Menurut Capello, kehadiran klub Premier League dalam sebuah negosiasi hampir selalu mengubah arah transfer secara drastis, baik dari sisi finansial maupun daya tarik kompetisi.
Premier League Jadi Magnet Kuat bagi Talenta Muda
Capello menegaskan bahwa Liga Inggris saat ini berada di level kompetisi dan finansial yang sulit disaingi klub lain di Eropa.
Ia menilai, ketika klub seperti Chelsea masuk dalam perburuan pemain muda berbakat, maka klub peminat lain hampir tidak memiliki banyak ruang untuk melawan secara finansial.
Hal ini membuat peluang Inter Milan untuk mengamankan Marco Palestra menjadi semakin tipis.
Palestra dan Dilema Inter Milan di Bursa Transfer
Marco Palestra, salah satu pemain yang tengah naik daun, awalnya disebut-sebut sudah dekat untuk bergabung dengan Inter Milan sebagai bagian dari regenerasi skuad.

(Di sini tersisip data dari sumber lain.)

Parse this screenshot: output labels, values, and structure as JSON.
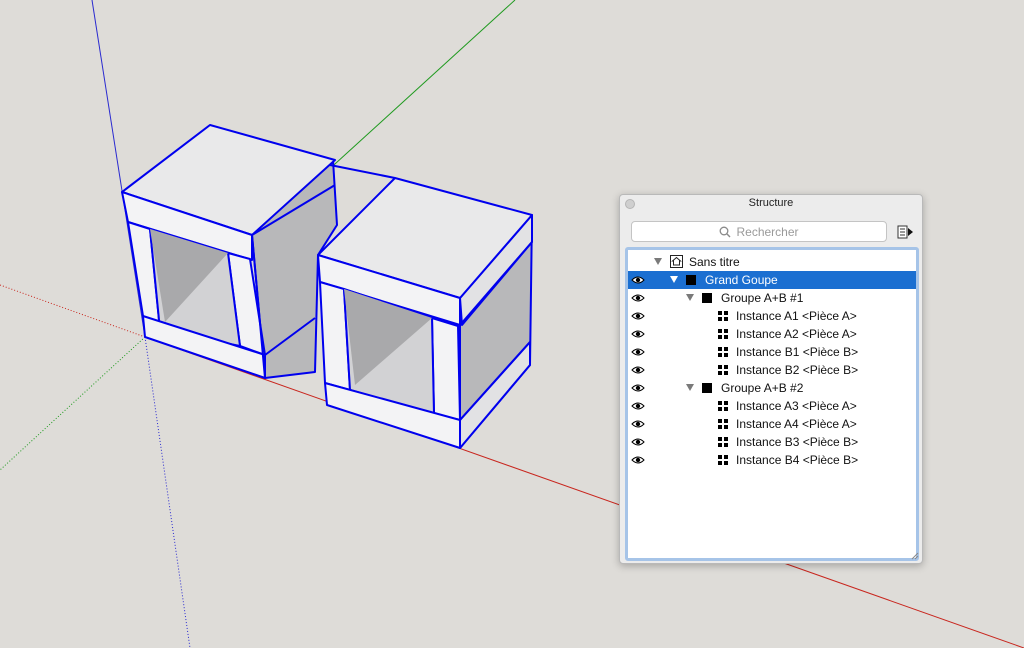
{
  "panel": {
    "title": "Structure",
    "search_placeholder": "Rechercher"
  },
  "tree": {
    "rows": [
      {
        "label": "Sans titre",
        "icon": "model-home-icon",
        "visible": false,
        "expanded": true,
        "selected": false
      },
      {
        "label": "Grand Goupe",
        "icon": "group-icon",
        "visible": true,
        "expanded": true,
        "selected": true
      },
      {
        "label": "Groupe A+B #1",
        "icon": "group-icon",
        "visible": true,
        "expanded": true,
        "selected": false
      },
      {
        "label": "Instance A1 <Pièce A>",
        "icon": "component-icon",
        "visible": true,
        "selected": false
      },
      {
        "label": "Instance A2 <Pièce A>",
        "icon": "component-icon",
        "visible": true,
        "selected": false
      },
      {
        "label": "Instance B1 <Pièce B>",
        "icon": "component-icon",
        "visible": true,
        "selected": false
      },
      {
        "label": "Instance B2 <Pièce B>",
        "icon": "component-icon",
        "visible": true,
        "selected": false
      },
      {
        "label": "Groupe A+B #2",
        "icon": "group-icon",
        "visible": true,
        "expanded": true,
        "selected": false
      },
      {
        "label": "Instance A3 <Pièce A>",
        "icon": "component-icon",
        "visible": true,
        "selected": false
      },
      {
        "label": "Instance A4 <Pièce A>",
        "icon": "component-icon",
        "visible": true,
        "selected": false
      },
      {
        "label": "Instance B3 <Pièce B>",
        "icon": "component-icon",
        "visible": true,
        "selected": false
      },
      {
        "label": "Instance B4 <Pièce B>",
        "icon": "component-icon",
        "visible": true,
        "selected": false
      }
    ]
  },
  "colors": {
    "background": "#dedcd8",
    "selection_edges": "#0000ee",
    "red_axis": "#c8261e",
    "green_axis": "#1f9a1f",
    "blue_axis": "#2a2ad0",
    "selected_row": "#1b6fd1"
  }
}
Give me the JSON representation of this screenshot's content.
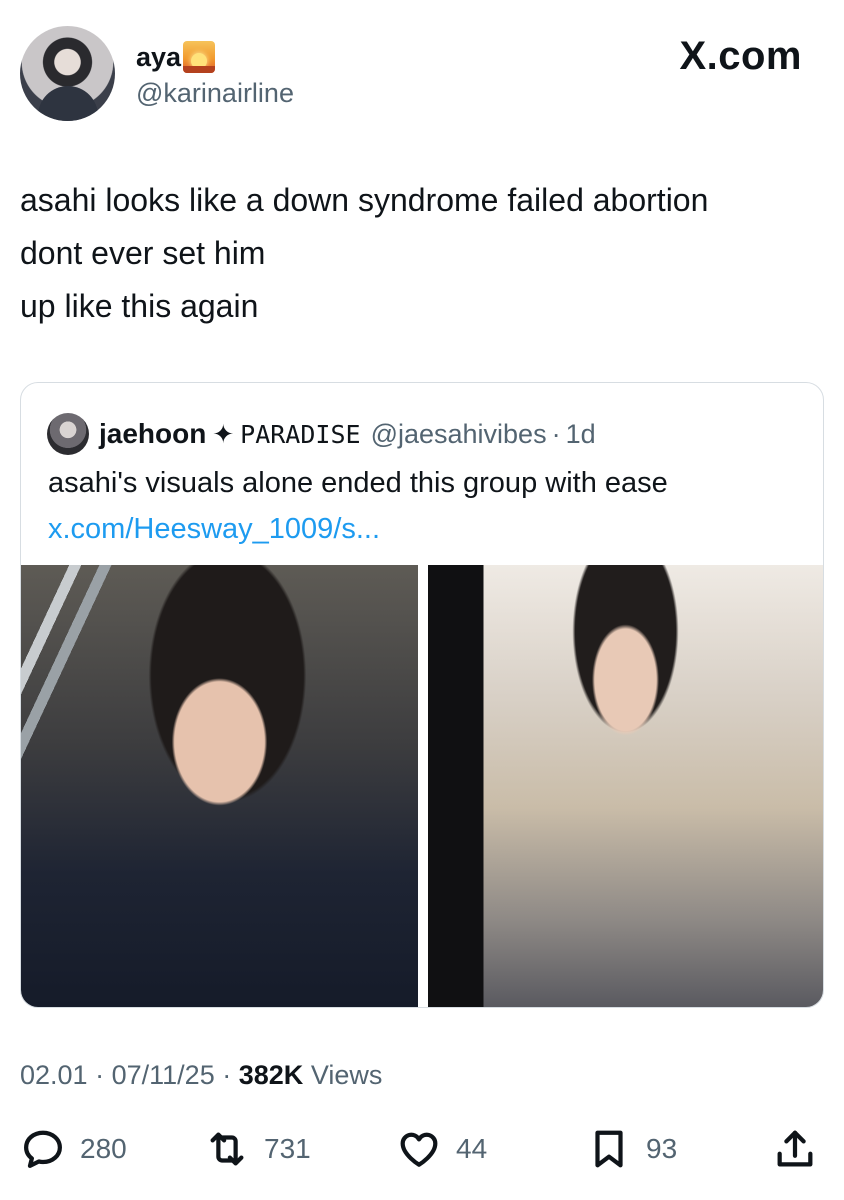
{
  "header": {
    "name": "aya",
    "handle": "@karinairline",
    "brand": "X.com",
    "name_emoji": "sunrise-icon"
  },
  "tweet": {
    "lines": [
      "asahi looks like a down syndrome failed abortion",
      "dont ever set him",
      "up like this again"
    ]
  },
  "quote": {
    "name": "jaehoon",
    "star": "✦",
    "tag": "PARADISE",
    "handle": "@jaesahivibes",
    "separator": "·",
    "time": "1d",
    "text": "asahi's visuals alone ended this group with ease",
    "link": "x.com/Heesway_1009/s..."
  },
  "meta": {
    "time": "02.01",
    "separator": "·",
    "date": "07/11/25",
    "views_count": "382K",
    "views_label": "Views"
  },
  "actions": {
    "replies": "280",
    "reposts": "731",
    "likes": "44",
    "bookmarks": "93"
  },
  "colors": {
    "text": "#0f1419",
    "secondary": "#536471",
    "link": "#1d9bf0",
    "border": "#d7dde2"
  }
}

Namun, dengan masuknya Chelsea dalam persaingan, membuat situasi berubah cepat.
“Ketika Premier League masuk dalam sebuah negosiasi, hampir menjadi kewajiban untuk menerimanya dan sering kali Anda tidak bisa memberikan tawaran balasan,” tegas Capello.
Dampak Kehilangan Dumfries: Masalah yang Berlapis
Selain Palestra, Capello juga menyoroti kepergian Denzel Dumfries yang dapat membuat Inter Milan mengalami krisis di sektor sayap kanan.
“Kehilangan Dumfries dan kemudian juga Palestra sangat sulit untuk diperbaiki,”
Nico Paz Jadi Alternatif Menarik?
Di tengah situasi sulit tersebut, Capello menyinggung nama Nico Paz sebagai opsi yang bisa menjadi solusi menarik bagi Inter Milan.
Menurutnya, Nico Paz adalah tipe gelandang modern yang:
- Tidak mudah kehilangan bola
- Berani membawa permainan ke depan
- Kreatif dalam distribusi bola
- Aktif membantu pertahanan
Capello bahkan menyebutnya sebagai “pemain yang selalu ingin membuat perbedaan dalam cara bermainnya.
“Jika mereka beralih ke Nico Paz? Itu akan menjadi langkah yang sangat bagus, dia adalah pemain yang tidak pernah mengoper bola ke belakang, membuat perbedaan dalam cara ia menguasai bola, serta sangat murah hati kepada rekan setimnya dan mau mengejar lawan.”